There's going to be trouble, as if we need any, Nurse Angela thought. It wouldn't have hurt to have a young intern around, or an administrative assistant, either; but she knew that Wilbur Larch was protecting his ability to perform the abortions. How could he accept new appointees without knowing the person's beliefs?
"Now, Doctor Larch," Dr. Gingrich said softly, "surely you know we don't think of you as doddering."
"Sometimes I think of myself as doddering," Larch said defensively. "I suppose you might think so, too."
"The pressure you must be under," Dr. Gingrich said. "Someone with all your responsibilities should have all the help he can get."
"Someone with my responsibility should stay responsible," Larch said.
"With the pressure you must be under," said Dr.
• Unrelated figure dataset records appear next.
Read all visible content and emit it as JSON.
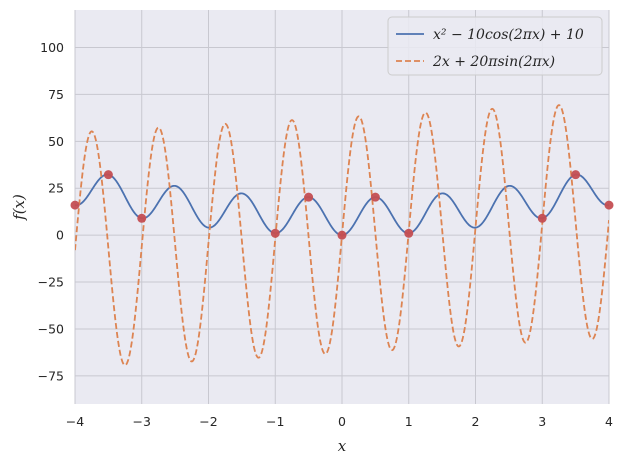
{
  "chart_data": {
    "type": "line",
    "xlabel": "x",
    "ylabel": "f(x)",
    "xlim": [
      -4,
      4
    ],
    "ylim": [
      -90,
      120
    ],
    "grid": true,
    "legend_position": "top-right",
    "xticks": [
      -4,
      -3,
      -2,
      -1,
      0,
      1,
      2,
      3,
      4
    ],
    "xtick_labels": [
      "−4",
      "−3",
      "−2",
      "−1",
      "0",
      "1",
      "2",
      "3",
      "4"
    ],
    "yticks": [
      -75,
      -50,
      -25,
      0,
      25,
      50,
      75,
      100
    ],
    "ytick_labels": [
      "−75",
      "−50",
      "−25",
      "0",
      "25",
      "50",
      "75",
      "100"
    ],
    "series": [
      {
        "name": "x² − 10cos(2πx) + 10",
        "style": "solid",
        "color": "#4c72b0",
        "x_range": [
          -4,
          4
        ],
        "samples": 801,
        "key_points": [
          {
            "x": -4,
            "y": 16
          },
          {
            "x": -3.5,
            "y": 32.25
          },
          {
            "x": -3,
            "y": 9
          },
          {
            "x": -2.5,
            "y": 26.25
          },
          {
            "x": -2,
            "y": 4
          },
          {
            "x": -1.5,
            "y": 22.25
          },
          {
            "x": -1,
            "y": 1
          },
          {
            "x": -0.5,
            "y": 20.25
          },
          {
            "x": 0,
            "y": 0
          },
          {
            "x": 0.5,
            "y": 20.25
          },
          {
            "x": 1,
            "y": 1
          },
          {
            "x": 1.5,
            "y": 22.25
          },
          {
            "x": 2,
            "y": 4
          },
          {
            "x": 2.5,
            "y": 26.25
          },
          {
            "x": 3,
            "y": 9
          },
          {
            "x": 3.5,
            "y": 32.25
          },
          {
            "x": 4,
            "y": 16
          }
        ]
      },
      {
        "name": "2x + 20πsin(2πx)",
        "style": "dashed",
        "color": "#dd8452",
        "x_range": [
          -4,
          4
        ],
        "samples": 801,
        "key_points": [
          {
            "x": -3.75,
            "y": 55.3
          },
          {
            "x": -3.25,
            "y": -69.3
          },
          {
            "x": -2.75,
            "y": 57.3
          },
          {
            "x": -2.25,
            "y": -67.3
          },
          {
            "x": -1.75,
            "y": 59.3
          },
          {
            "x": -1.25,
            "y": -65.3
          },
          {
            "x": -0.75,
            "y": 61.3
          },
          {
            "x": -0.25,
            "y": -63.3
          },
          {
            "x": 0.25,
            "y": 63.3
          },
          {
            "x": 0.75,
            "y": -61.3
          },
          {
            "x": 1.25,
            "y": 65.3
          },
          {
            "x": 1.75,
            "y": -59.3
          },
          {
            "x": 2.25,
            "y": 67.3
          },
          {
            "x": 2.75,
            "y": -57.3
          },
          {
            "x": 3.25,
            "y": 69.3
          },
          {
            "x": 3.75,
            "y": -55.3
          }
        ]
      }
    ],
    "markers": {
      "color": "#c44e52",
      "points": [
        {
          "x": -4,
          "y": 16
        },
        {
          "x": -3.5,
          "y": 32.25
        },
        {
          "x": -3,
          "y": 9
        },
        {
          "x": -1,
          "y": 1
        },
        {
          "x": -0.5,
          "y": 20.25
        },
        {
          "x": 0,
          "y": 0
        },
        {
          "x": 0.5,
          "y": 20.25
        },
        {
          "x": 1,
          "y": 1
        },
        {
          "x": 3,
          "y": 9
        },
        {
          "x": 3.5,
          "y": 32.25
        },
        {
          "x": 4,
          "y": 16
        }
      ]
    }
  }
}
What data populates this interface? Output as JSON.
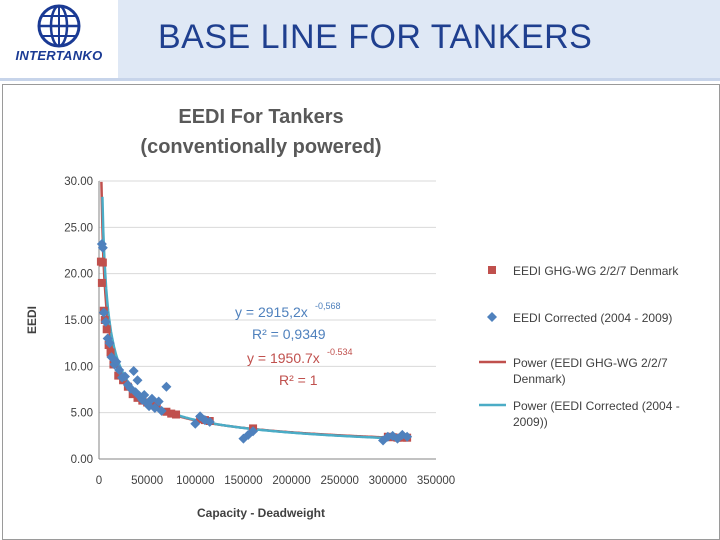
{
  "header": {
    "title": "BASE LINE FOR TANKERS",
    "logo_text": "INTERTANKO",
    "accent_color": "#1f3f8f",
    "band_color": "#dfe8f5"
  },
  "chart_data": {
    "type": "scatter",
    "title": "EEDI For Tankers",
    "subtitle": "(conventionally powered)",
    "xlabel": "Capacity - Deadweight",
    "ylabel": "EEDI",
    "xlim": [
      0,
      350000
    ],
    "ylim": [
      0,
      30
    ],
    "x_ticks": [
      "0",
      "50000",
      "100000",
      "150000",
      "200000",
      "250000",
      "300000",
      "350000"
    ],
    "y_ticks": [
      "0.00",
      "5.00",
      "10.00",
      "15.00",
      "20.00",
      "25.00",
      "30.00"
    ],
    "grid": true,
    "legend_position": "right",
    "series": [
      {
        "name": "EEDI GHG-WG 2/2/7 Denmark",
        "kind": "points",
        "marker": "square",
        "color": "#c0504d",
        "x": [
          2000,
          3000,
          4000,
          5000,
          6000,
          8000,
          10000,
          12000,
          15000,
          20000,
          25000,
          30000,
          35000,
          40000,
          45000,
          50000,
          55000,
          60000,
          70000,
          75000,
          80000,
          105000,
          110000,
          115000,
          160000,
          300000,
          305000,
          310000,
          315000,
          320000
        ],
        "y": [
          21.3,
          19.0,
          21.2,
          16.0,
          15.0,
          14.0,
          12.3,
          11.5,
          10.2,
          9.0,
          8.5,
          7.8,
          7.0,
          6.6,
          6.3,
          6.1,
          5.8,
          5.6,
          5.1,
          4.9,
          4.8,
          4.3,
          4.2,
          4.1,
          3.3,
          2.4,
          2.35,
          2.3,
          2.3,
          2.3
        ]
      },
      {
        "name": "EEDI Corrected (2004 - 2009)",
        "kind": "points",
        "marker": "diamond",
        "color": "#4f81bd",
        "x": [
          3000,
          4000,
          5000,
          7000,
          9000,
          11000,
          13000,
          16000,
          18000,
          21000,
          24000,
          27000,
          30000,
          33000,
          36000,
          38000,
          40000,
          42000,
          45000,
          47000,
          50000,
          52000,
          55000,
          58000,
          62000,
          65000,
          70000,
          100000,
          105000,
          110000,
          115000,
          150000,
          155000,
          160000,
          295000,
          300000,
          305000,
          310000,
          315000,
          320000
        ],
        "y": [
          23.2,
          22.8,
          15.8,
          14.8,
          13.0,
          12.5,
          11.0,
          10.2,
          10.5,
          9.6,
          8.8,
          8.9,
          8.0,
          7.6,
          9.5,
          7.2,
          8.5,
          6.8,
          6.4,
          6.9,
          6.0,
          5.7,
          6.5,
          5.5,
          6.2,
          5.2,
          7.8,
          3.8,
          4.6,
          4.2,
          4.0,
          2.2,
          2.6,
          3.0,
          2.0,
          2.4,
          2.5,
          2.2,
          2.6,
          2.4
        ]
      },
      {
        "name": "Power (EEDI GHG-WG 2/2/7 Denmark)",
        "kind": "trend",
        "color": "#c0504d",
        "equation": "y = 1950.7x-0.534",
        "equation_label": "y = 1950.7x",
        "exponent_label": "-0.534",
        "r2": "R² = 1",
        "coef": 1950.7,
        "exp": -0.534
      },
      {
        "name": "Power (EEDI Corrected (2004 - 2009))",
        "kind": "trend",
        "color": "#4bacc6",
        "equation": "y = 2915,2x-0,568",
        "equation_label": "y = 2915,2x",
        "exponent_label": "-0,568",
        "r2": "R² = 0,9349",
        "coef": 2915.2,
        "exp": -0.568
      }
    ],
    "legend": [
      {
        "label_lines": [
          "EEDI GHG-WG 2/2/7 Denmark"
        ],
        "swatch": "square",
        "color": "#c0504d"
      },
      {
        "label_lines": [
          "EEDI Corrected (2004 - 2009)"
        ],
        "swatch": "diamond",
        "color": "#4f81bd"
      },
      {
        "label_lines": [
          "Power (EEDI GHG-WG 2/2/7",
          "Denmark)"
        ],
        "swatch": "line",
        "color": "#c0504d"
      },
      {
        "label_lines": [
          "Power (EEDI Corrected (2004 -",
          "2009))"
        ],
        "swatch": "line",
        "color": "#4bacc6"
      }
    ]
  }
}
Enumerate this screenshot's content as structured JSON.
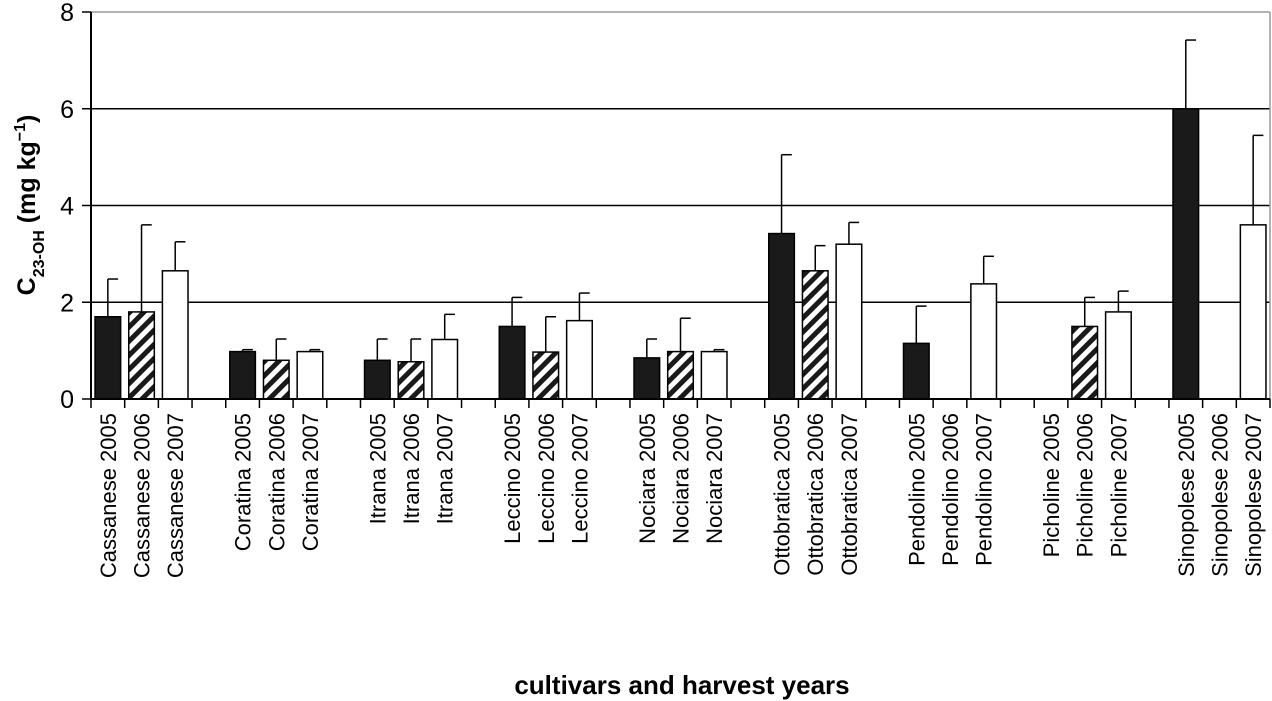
{
  "chart_data": {
    "type": "bar",
    "title": "",
    "xlabel": "cultivars and harvest years",
    "ylabel": {
      "main": "C",
      "sub": "23-OH",
      "unit_prefix": " (mg kg",
      "unit_sup": "−1",
      "unit_suffix": ")"
    },
    "ylim": [
      0,
      8
    ],
    "yticks": [
      0,
      2,
      4,
      6,
      8
    ],
    "grid": true,
    "legend": "none",
    "fills": {
      "2005": "#1a1a1a",
      "2006": "diagonal-stripes",
      "2007": "#ffffff"
    },
    "colors": {
      "bar_dark": "#1a1a1a",
      "stripe": "#1a1a1a",
      "axis": "#000000",
      "frame": "#999999"
    },
    "groups": [
      {
        "cultivar": "Cassanese",
        "bars": [
          {
            "label": "Cassanese 2005",
            "year": "2005",
            "value": 1.7,
            "error": 0.78
          },
          {
            "label": "Cassanese 2006",
            "year": "2006",
            "value": 1.8,
            "error": 1.8
          },
          {
            "label": "Cassanese 2007",
            "year": "2007",
            "value": 2.65,
            "error": 0.6
          }
        ]
      },
      {
        "cultivar": "Coratina",
        "bars": [
          {
            "label": "Coratina 2005",
            "year": "2005",
            "value": 0.98,
            "error": 0.04
          },
          {
            "label": "Coratina 2006",
            "year": "2006",
            "value": 0.8,
            "error": 0.44
          },
          {
            "label": "Coratina 2007",
            "year": "2007",
            "value": 0.98,
            "error": 0.04
          }
        ]
      },
      {
        "cultivar": "Itrana",
        "bars": [
          {
            "label": "Itrana 2005",
            "year": "2005",
            "value": 0.8,
            "error": 0.44
          },
          {
            "label": "Itrana 2006",
            "year": "2006",
            "value": 0.77,
            "error": 0.47
          },
          {
            "label": "Itrana 2007",
            "year": "2007",
            "value": 1.23,
            "error": 0.52
          }
        ]
      },
      {
        "cultivar": "Leccino",
        "bars": [
          {
            "label": "Leccino 2005",
            "year": "2005",
            "value": 1.5,
            "error": 0.6
          },
          {
            "label": "Leccino 2006",
            "year": "2006",
            "value": 0.97,
            "error": 0.73
          },
          {
            "label": "Leccino 2007",
            "year": "2007",
            "value": 1.62,
            "error": 0.57
          }
        ]
      },
      {
        "cultivar": "Nociara",
        "bars": [
          {
            "label": "Nociara 2005",
            "year": "2005",
            "value": 0.85,
            "error": 0.39
          },
          {
            "label": "Nociara 2006",
            "year": "2006",
            "value": 0.98,
            "error": 0.69
          },
          {
            "label": "Nociara 2007",
            "year": "2007",
            "value": 0.98,
            "error": 0.04
          }
        ]
      },
      {
        "cultivar": "Ottobratica",
        "bars": [
          {
            "label": "Ottobratica 2005",
            "year": "2005",
            "value": 3.42,
            "error": 1.63
          },
          {
            "label": "Ottobratica 2006",
            "year": "2006",
            "value": 2.65,
            "error": 0.52
          },
          {
            "label": "Ottobratica 2007",
            "year": "2007",
            "value": 3.2,
            "error": 0.45
          }
        ]
      },
      {
        "cultivar": "Pendolino",
        "bars": [
          {
            "label": "Pendolino 2005",
            "year": "2005",
            "value": 1.15,
            "error": 0.77
          },
          {
            "label": "Pendolino 2006",
            "year": "2006",
            "value": 0,
            "error": 0
          },
          {
            "label": "Pendolino 2007",
            "year": "2007",
            "value": 2.38,
            "error": 0.57
          }
        ]
      },
      {
        "cultivar": "Picholine",
        "bars": [
          {
            "label": "Picholine 2005",
            "year": "2005",
            "value": 0,
            "error": 0
          },
          {
            "label": "Picholine 2006",
            "year": "2006",
            "value": 1.5,
            "error": 0.6
          },
          {
            "label": "Picholine 2007",
            "year": "2007",
            "value": 1.8,
            "error": 0.43
          }
        ]
      },
      {
        "cultivar": "Sinopolese",
        "bars": [
          {
            "label": "Sinopolese 2005",
            "year": "2005",
            "value": 6.0,
            "error": 1.42
          },
          {
            "label": "Sinopolese 2006",
            "year": "2006",
            "value": 0,
            "error": 0
          },
          {
            "label": "Sinopolese 2007",
            "year": "2007",
            "value": 3.6,
            "error": 1.85
          }
        ]
      }
    ]
  }
}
Gingrich, "it's no wonder you find it hard to delegate even a little of that responsibility."
"I have more use for a typewriter than for a delegate," Wilbur Larch said, but when he blinked his eyes he saw those bright stars that populated both a clear Maine night and the firmament of ether, and he wasn't sure which stars they were. He rubbed his face with his hand, and caught Mrs. Goodhall scribbling something on the impressively thick pad before her.
"Let's see," she said--sharply, by comparison to Dr. Gingrich's wispy voice. "You're in your seventies, now--is that correct? Aren't you seventy-something?" she asked Dr. Larch.
"Right," said Wilbur Larch. "Seventy-something."
"And how old is Missus Grogan?" Mrs. Goodhall asked suddenly, as if Mrs. Grogan weren't present--or as if she were so old that she was incapable of answering for herself.
"I'm sixty-two," Mrs. Grogan said pertly, "and I'm as lively as a spring chicken!"
"Oh, no one doubts you're not lively!" said Dr. Gingrich.
"And Nurse Angela?" Mrs. Goodhall asked, not looking up at anyone; the scrutiny of her own writing on the pad before her required every ounce of her exhaustive attention.
"I'm fifty-eight," Nurse Angela said.